Your courage my boon sorely missed
She had not thought of the consequences to herself for bracing against the incoming car’s impact – only that she was in a split second outraged and defiant in her refusal to let the man’s short-sightedness use her and her vehicle as inadvertent means to harm anyone around her.
—
(Title is also the name of a Depeche Mode album)
The night shirt that she sometimes wore shaped her chest as in Greecian times, puffed out below, and then cinched inward at her wauit in a kind of elegant flump.
She could not help but tease to him that she looked as graceful as a black flan – or perhaps a wrinkly-lined fig fruit- knowing that the images thereby imprinted upon his mind were like playful record scratches.”
“I’m so tired…so very, very tired.”
“Still alive – and back to retraining…’knock on wood.'”
“Something about survival -?”
“My crystal necklace that has been missing for awhile suddenly pops out of the suitcase when I pull out a leather bag that I had thought was empty!”
“Slippery floor and hospital visit…
I should have gone to that concert instead of trying to rest and recover -?”
“Little sleep, but unlike the homeless also at the hospital for help, I have showered and can still mask my own ‘insanity.'”
“They must have worked -!
A higher ranking rare and bizarre experience than I have ever had before.

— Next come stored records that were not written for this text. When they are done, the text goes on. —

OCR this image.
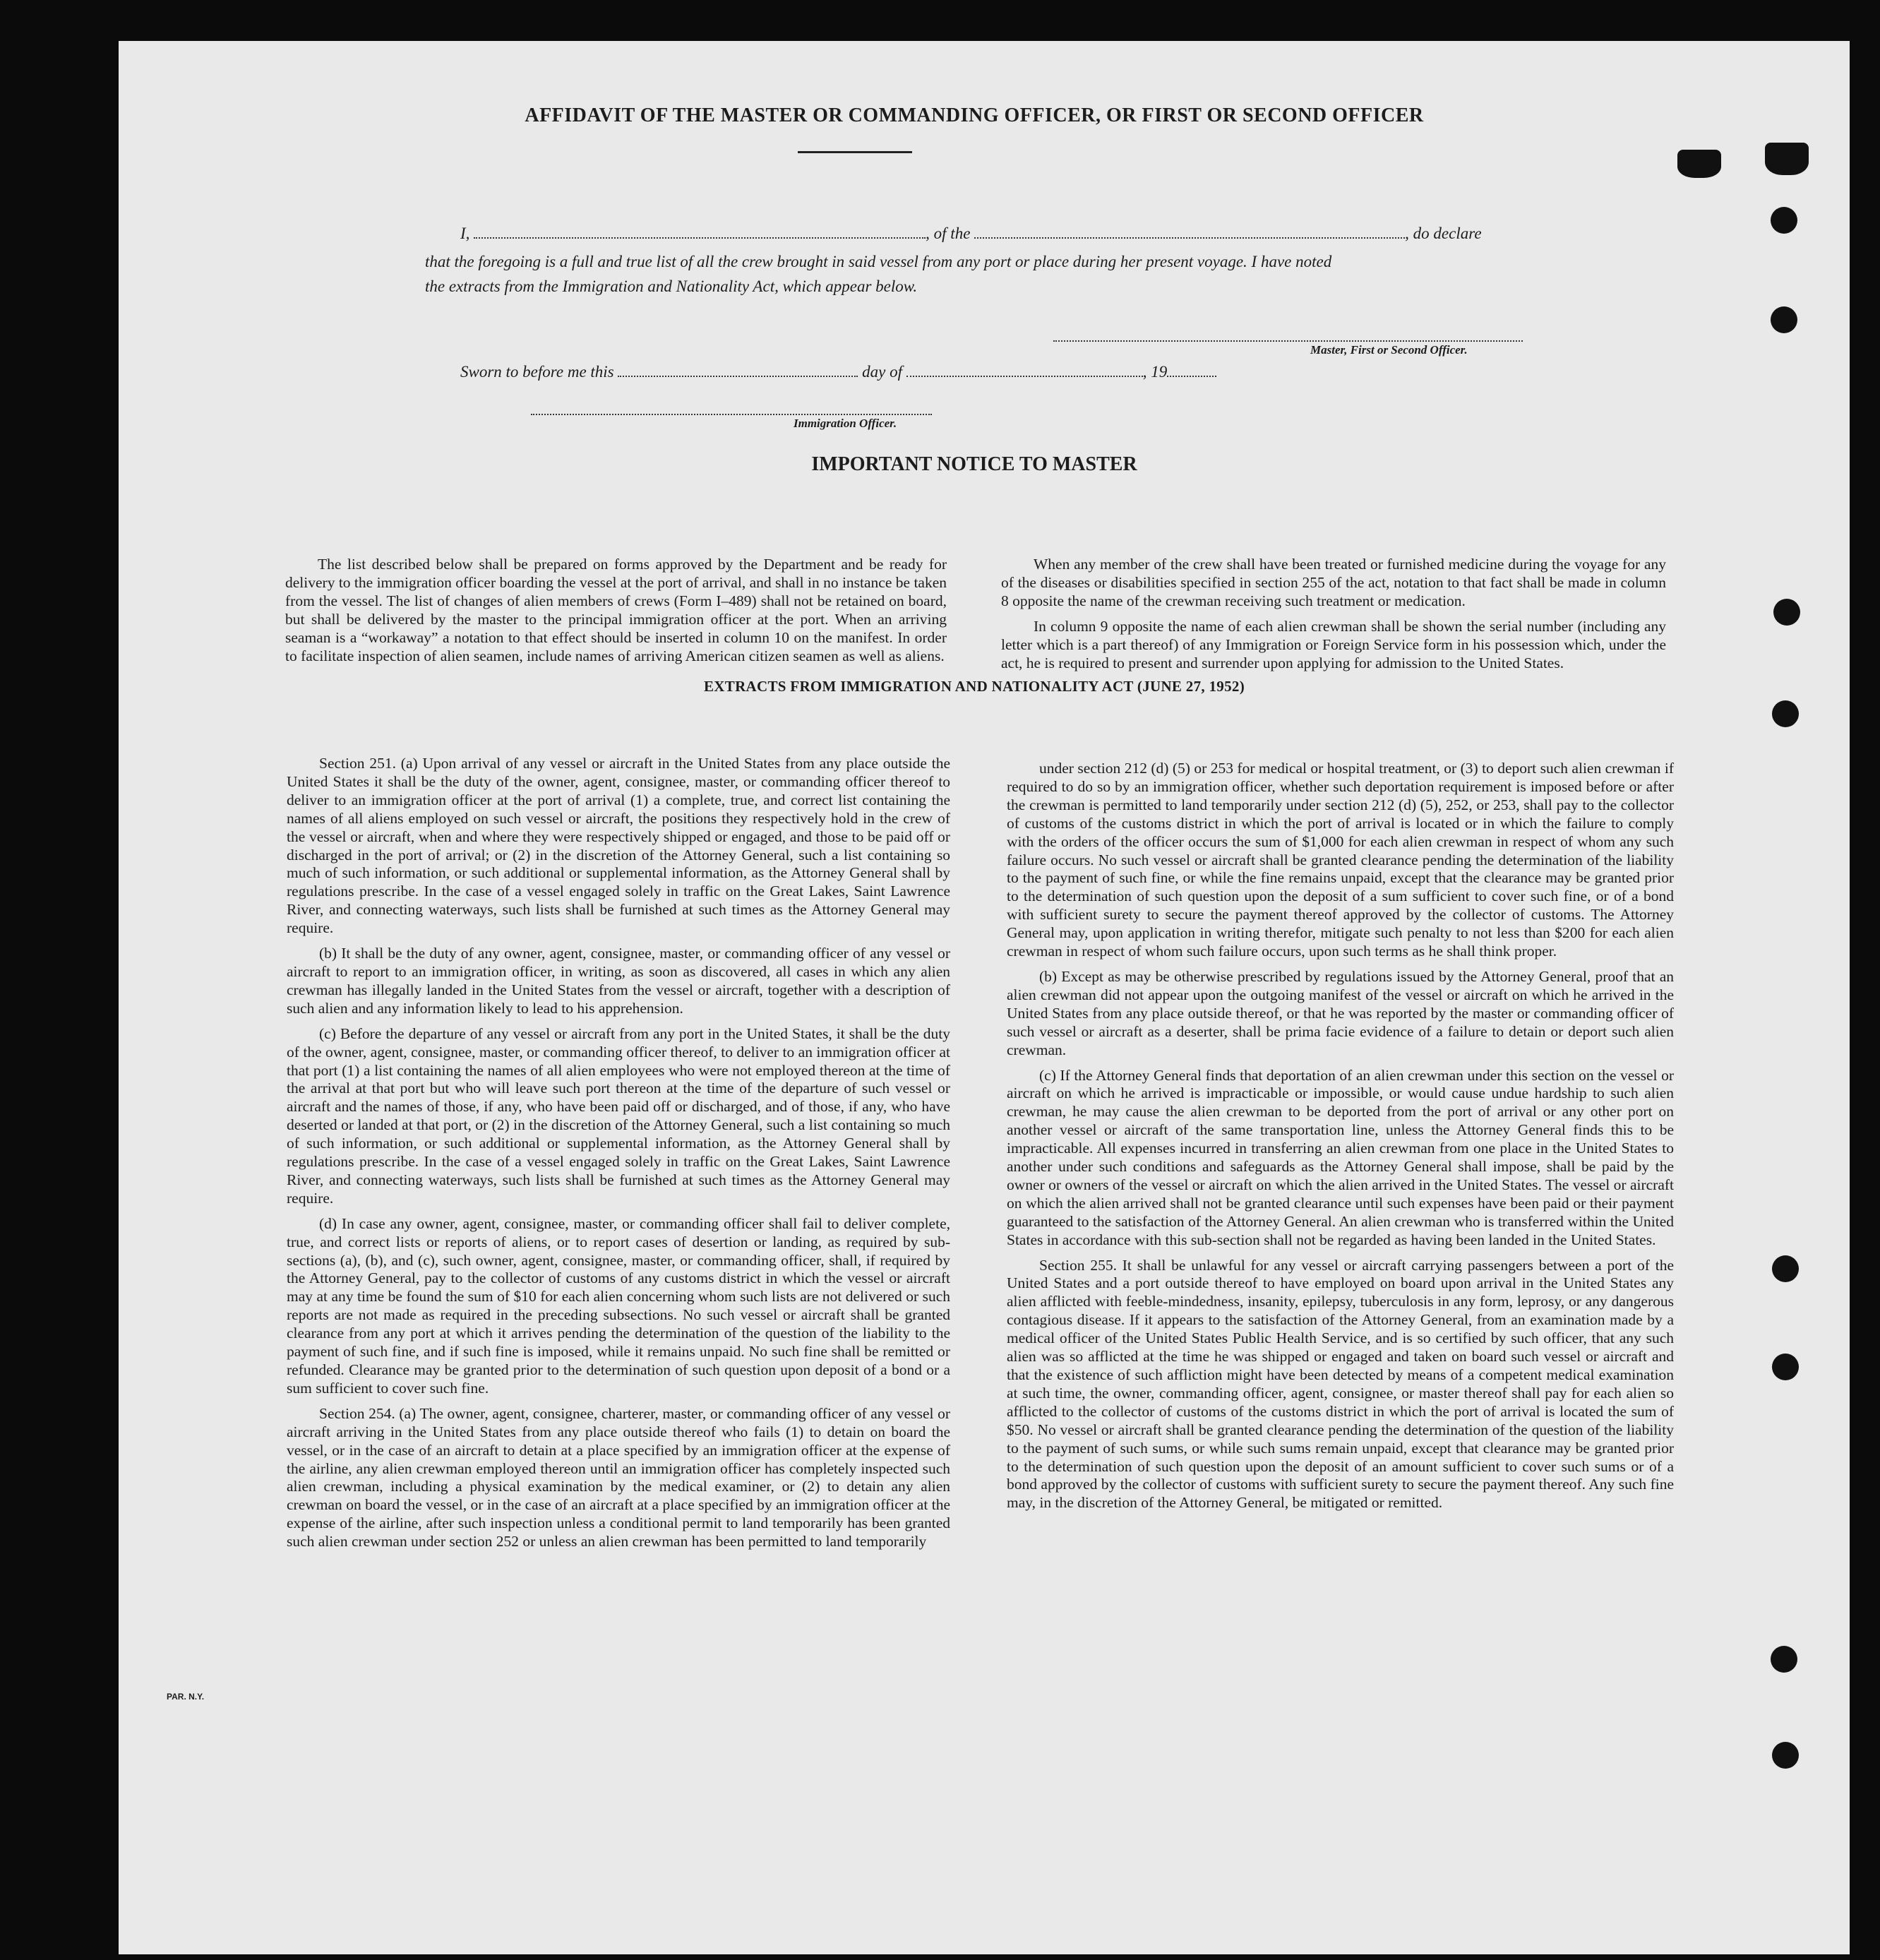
AFFIDAVIT OF THE MASTER OR COMMANDING OFFICER, OR FIRST OR SECOND OFFICER
I,	, of the	, do declare
that the foregoing is a full and true list of all the crew brought in said vessel from any port or place during her present voyage. I have noted
the extracts from the Immigration and Nationality Act, which appear below.
Master, First or Second Officer.
Sworn to before me this	day of	, 19
Immigration Officer.
IMPORTANT NOTICE TO MASTER

The list described below shall be prepared on forms approved by the Department and be ready for delivery to the immigration officer boarding the vessel at the port of arrival, and shall in no instance be taken from the vessel. The list of changes of alien members of crews (Form I–489) shall not be retained on board, but shall be delivered by the master to the principal immigration officer at the port. When an arriving seaman is a “workaway” a notation to that effect should be inserted in column 10 on the manifest. In order to facilitate inspection of alien seamen, include names of arriving American citizen seamen as well as aliens.

When any member of the crew shall have been treated or furnished medicine during the voyage for any of the diseases or disabilities specified in section 255 of the act, notation to that fact shall be made in column 8 opposite the name of the crewman receiving such treatment or medication.

In column 9 opposite the name of each alien crewman shall be shown the serial number (including any letter which is a part thereof) of any Immigration or Foreign Service form in his possession which, under the act, he is required to present and surrender upon applying for admission to the United States.

EXTRACTS FROM IMMIGRATION AND NATIONALITY ACT (JUNE 27, 1952)

Section 251. (a) Upon arrival of any vessel or aircraft in the United States from any place outside the United States it shall be the duty of the owner, agent, consignee, master, or commanding officer thereof to deliver to an immigration officer at the port of arrival (1) a complete, true, and correct list containing the names of all aliens employed on such vessel or aircraft, the positions they respectively hold in the crew of the vessel or aircraft, when and where they were respectively shipped or engaged, and those to be paid off or discharged in the port of arrival; or (2) in the discretion of the Attorney General, such a list containing so much of such information, or such additional or supplemental information, as the Attorney General shall by regulations prescribe. In the case of a vessel engaged solely in traffic on the Great Lakes, Saint Lawrence River, and connecting waterways, such lists shall be furnished at such times as the Attorney General may require.

(b) It shall be the duty of any owner, agent, consignee, master, or commanding officer of any vessel or aircraft to report to an immigration officer, in writing, as soon as discovered, all cases in which any alien crewman has illegally landed in the United States from the vessel or aircraft, together with a description of such alien and any information likely to lead to his apprehension.

(c) Before the departure of any vessel or aircraft from any port in the United States, it shall be the duty of the owner, agent, consignee, master, or commanding officer thereof, to deliver to an immigration officer at that port (1) a list containing the names of all alien employees who were not employed thereon at the time of the arrival at that port but who will leave such port thereon at the time of the departure of such vessel or aircraft and the names of those, if any, who have been paid off or discharged, and of those, if any, who have deserted or landed at that port, or (2) in the discretion of the Attorney General, such a list containing so much of such information, or such additional or supplemental information, as the Attorney General shall by regulations prescribe. In the case of a vessel engaged solely in traffic on the Great Lakes, Saint Lawrence River, and connecting waterways, such lists shall be furnished at such times as the Attorney General may require.

(d) In case any owner, agent, consignee, master, or commanding officer shall fail to deliver complete, true, and correct lists or reports of aliens, or to report cases of desertion or landing, as required by sub-sections (a), (b), and (c), such owner, agent, consignee, master, or commanding officer, shall, if required by the Attorney General, pay to the collector of customs of any customs district in which the vessel or aircraft may at any time be found the sum of $10 for each alien concerning whom such lists are not delivered or such reports are not made as required in the preceding subsections. No such vessel or aircraft shall be granted clearance from any port at which it arrives pending the determination of the question of the liability to the payment of such fine, and if such fine is imposed, while it remains unpaid. No such fine shall be remitted or refunded. Clearance may be granted prior to the determination of such question upon deposit of a bond or a sum sufficient to cover such fine.

Section 254. (a) The owner, agent, consignee, charterer, master, or commanding officer of any vessel or aircraft arriving in the United States from any place outside thereof who fails (1) to detain on board the vessel, or in the case of an aircraft to detain at a place specified by an immigration officer at the expense of the airline, any alien crewman employed thereon until an immigration officer has completely inspected such alien crewman, including a physical examination by the medical examiner, or (2) to detain any alien crewman on board the vessel, or in the case of an aircraft at a place specified by an immigration officer at the expense of the airline, after such inspection unless a conditional permit to land temporarily has been granted such alien crewman under section 252 or unless an alien crewman has been permitted to land temporarily

under section 212 (d) (5) or 253 for medical or hospital treatment, or (3) to deport such alien crewman if required to do so by an immigration officer, whether such deportation requirement is imposed before or after the crewman is permitted to land temporarily under section 212 (d) (5), 252, or 253, shall pay to the collector of customs of the customs district in which the port of arrival is located or in which the failure to comply with the orders of the officer occurs the sum of $1,000 for each alien crewman in respect of whom any such failure occurs. No such vessel or aircraft shall be granted clearance pending the determination of the liability to the payment of such fine, or while the fine remains unpaid, except that the clearance may be granted prior to the determination of such question upon the deposit of a sum sufficient to cover such fine, or of a bond with sufficient surety to secure the payment thereof approved by the collector of customs. The Attorney General may, upon application in writing therefor, mitigate such penalty to not less than $200 for each alien crewman in respect of whom such failure occurs, upon such terms as he shall think proper.

(b) Except as may be otherwise prescribed by regulations issued by the Attorney General, proof that an alien crewman did not appear upon the outgoing manifest of the vessel or aircraft on which he arrived in the United States from any place outside thereof, or that he was reported by the master or commanding officer of such vessel or aircraft as a deserter, shall be prima facie evidence of a failure to detain or deport such alien crewman.

(c) If the Attorney General finds that deportation of an alien crewman under this section on the vessel or aircraft on which he arrived is impracticable or impossible, or would cause undue hardship to such alien crewman, he may cause the alien crewman to be deported from the port of arrival or any other port on another vessel or aircraft of the same transportation line, unless the Attorney General finds this to be impracticable. All expenses incurred in transferring an alien crewman from one place in the United States to another under such conditions and safeguards as the Attorney General shall impose, shall be paid by the owner or owners of the vessel or aircraft on which the alien arrived in the United States. The vessel or aircraft on which the alien arrived shall not be granted clearance until such expenses have been paid or their payment guaranteed to the satisfaction of the Attorney General. An alien crewman who is transferred within the United States in accordance with this sub-section shall not be regarded as having been landed in the United States.

Section 255. It shall be unlawful for any vessel or aircraft carrying passengers between a port of the United States and a port outside thereof to have employed on board upon arrival in the United States any alien afflicted with feeble-mindedness, insanity, epilepsy, tuberculosis in any form, leprosy, or any dangerous contagious disease. If it appears to the satisfaction of the Attorney General, from an examination made by a medical officer of the United States Public Health Service, and is so certified by such officer, that any such alien was so afflicted at the time he was shipped or engaged and taken on board such vessel or aircraft and that the existence of such affliction might have been detected by means of a competent medical examination at such time, the owner, commanding officer, agent, consignee, or master thereof shall pay for each alien so afflicted to the collector of customs of the customs district in which the port of arrival is located the sum of $50. No vessel or aircraft shall be granted clearance pending the determination of the question of the liability to the payment of such sums, or while such sums remain unpaid, except that clearance may be granted prior to the determination of such question upon the deposit of an amount sufficient to cover such sums or of a bond approved by the collector of customs with sufficient surety to secure the payment thereof. Any such fine may, in the discretion of the Attorney General, be mitigated or remitted.

PAR. N.Y.
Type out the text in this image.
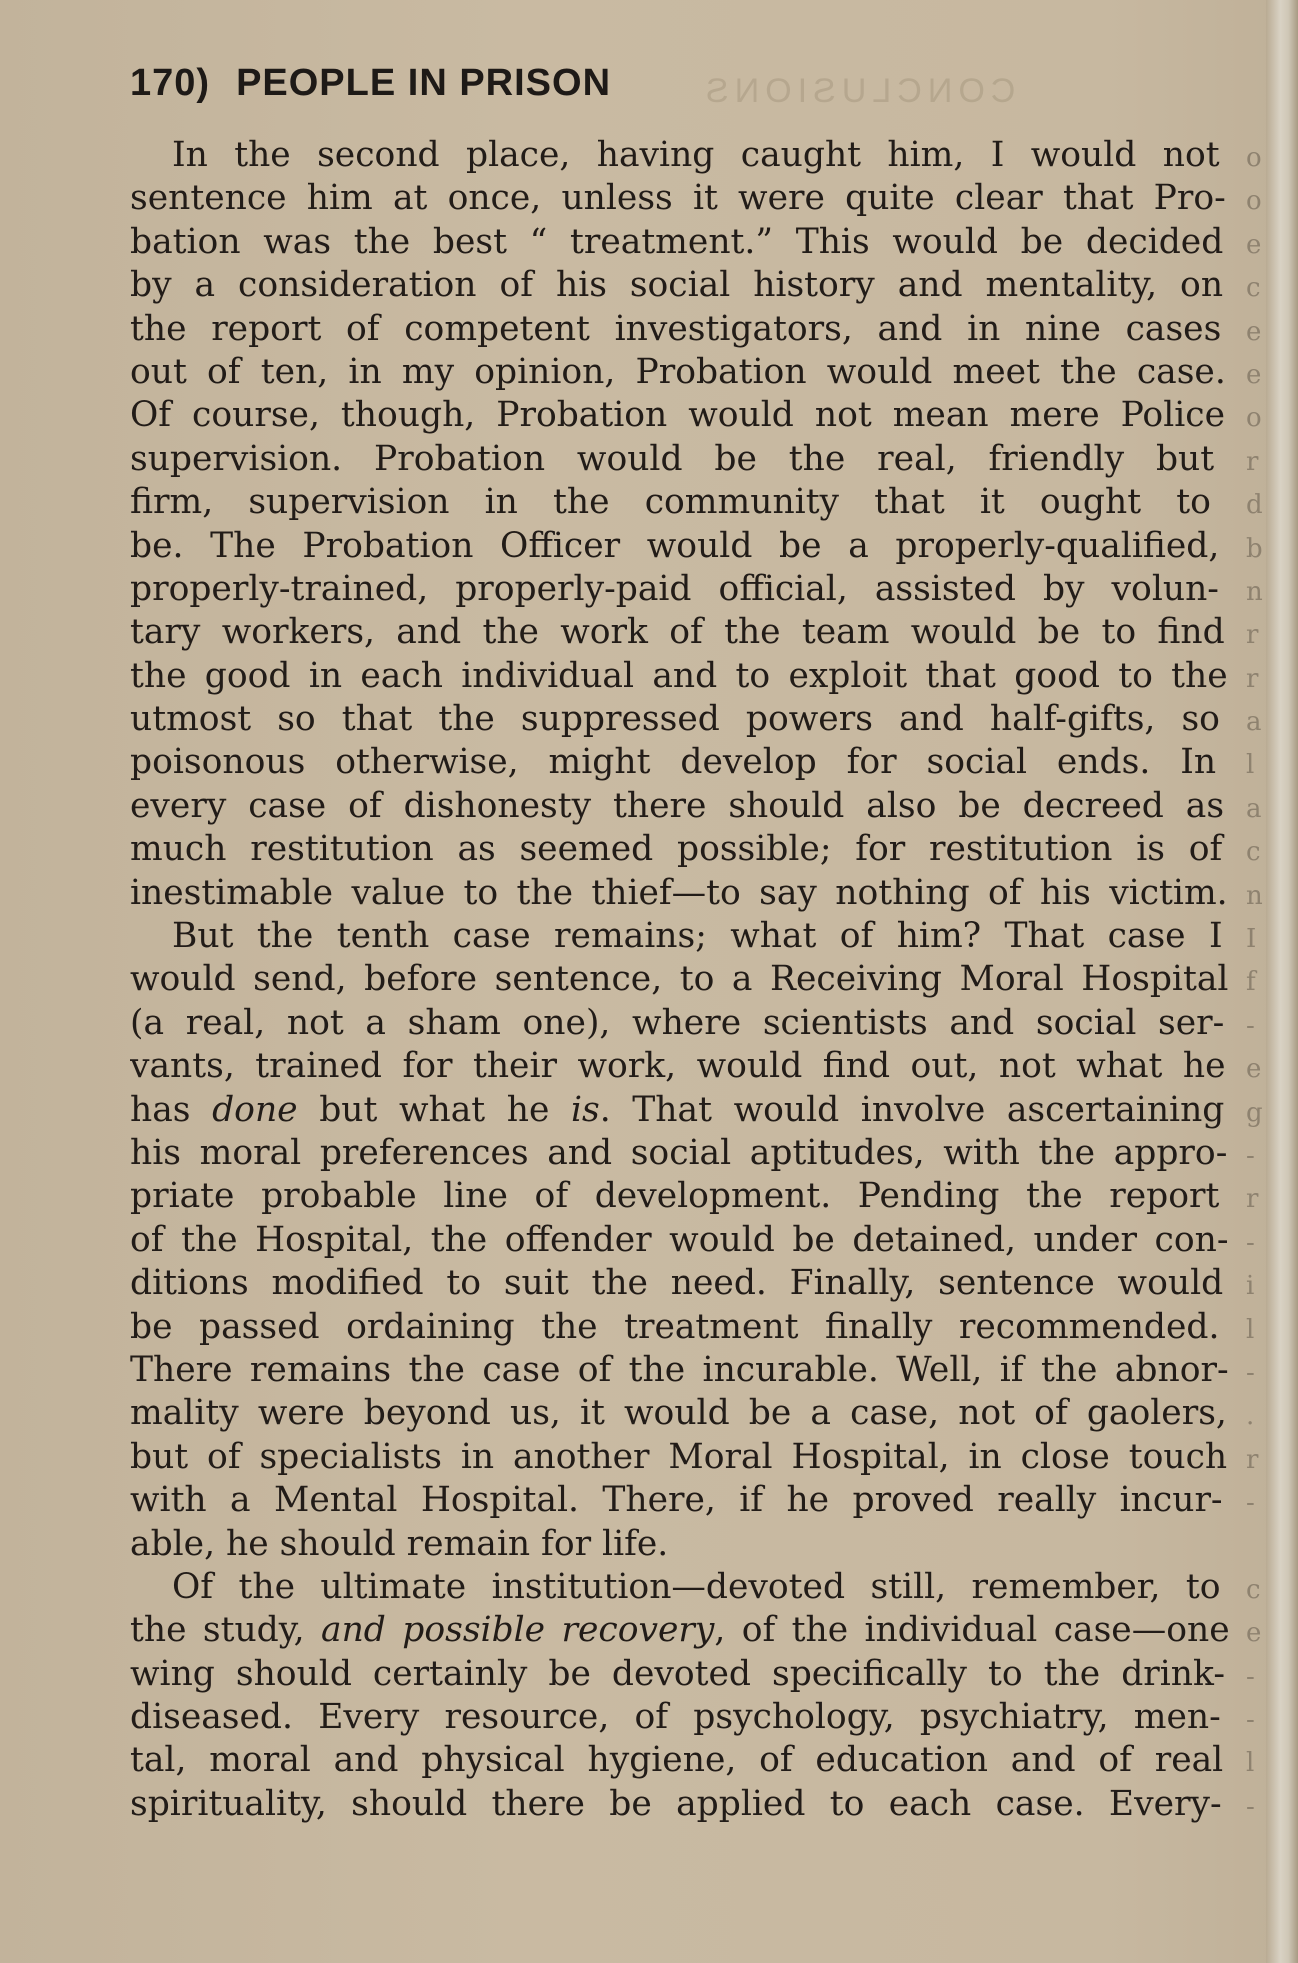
CONCLUSIONS
170) PEOPLE IN PRISON
In the second place, having caught him, I would not o
sentence him at once, unless it were quite clear that Pro- o
bation was the best “ treatment.” This would be decided e
by a consideration of his social history and mentality, on c
the report of competent investigators, and in nine cases e
out of ten, in my opinion, Probation would meet the case. e
Of course, though, Probation would not mean mere Police o
supervision. Probation would be the real, friendly but r
firm, supervision in the community that it ought to d
be. The Probation Officer would be a properly-qualified, b
properly-trained, properly-paid official, assisted by volun- n
tary workers, and the work of the team would be to find r
the good in each individual and to exploit that good to the r
utmost so that the suppressed powers and half-gifts, so a
poisonous otherwise, might develop for social ends. In l
every case of dishonesty there should also be decreed as a
much restitution as seemed possible; for restitution is of c
inestimable value to the thief—to say nothing of his victim. n
But the tenth case remains; what of him? That case I I
would send, before sentence, to a Receiving Moral Hospital f
(a real, not a sham one), where scientists and social ser- -
vants, trained for their work, would find out, not what he e
has done but what he is. That would involve ascertaining g
his moral preferences and social aptitudes, with the appro- -
priate probable line of development. Pending the report r
of the Hospital, the offender would be detained, under con- -
ditions modified to suit the need. Finally, sentence would i
be passed ordaining the treatment finally recommended. l
There remains the case of the incurable. Well, if the abnor- -
mality were beyond us, it would be a case, not of gaolers, .
but of specialists in another Moral Hospital, in close touch r
with a Mental Hospital. There, if he proved really incur- -
able, he should remain for life.
Of the ultimate institution—devoted still, remember, to c
the study, and possible recovery, of the individual case—one e
wing should certainly be devoted specifically to the drink- -
diseased. Every resource, of psychology, psychiatry, men- -
tal, moral and physical hygiene, of education and of real l
spirituality, should there be applied to each case. Every- -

Thank you for your blessings, oh ‘ghosts’ of the ER!”
“Confirmation of life.”
(Can I have some joy and pleasure, please?)
“I shall live.”
Headphones
Fall…
Get back up…
“My life is offici!lly a soap opera.”
“Suddenly feelimg pressure from many hands on my legs and hovering over me as if checking and reading me while crowding once the nurses left was freaking me out, cascading shock reaction until I took off the neck collar and relieved tension pressure from too much traction on my brain.
Weee…never had that happen before.
And here comes more pain.”
“I get a new tour.”
“Fallimg as I leaned forward in the unfamiliar tub, quickly grasping without purchase to catch myself – forehead smacking hard against the (luckily) flexing wall just before my hands landed on the bottom of the tub, causing a double jar-wrench right at the left neck locked up injury compression.
‘FU**!’ I cried out…then turned off the water so that the neighbors would know that I was alive and not feel compelled to call the fire department.
The optimist in me says, ‘Well…I’m working with the right people, so maybe this could somehow have knocked the site loose as a blessing, and they’ll help me inyegrate it.’
But the throbbing pain from there up into the left 9f my head around eye socket desires to just cut loose screaming and further cussing.
Oh yeah – and now that side if my face is throb-twitching…so fuuuuunnnnnn.”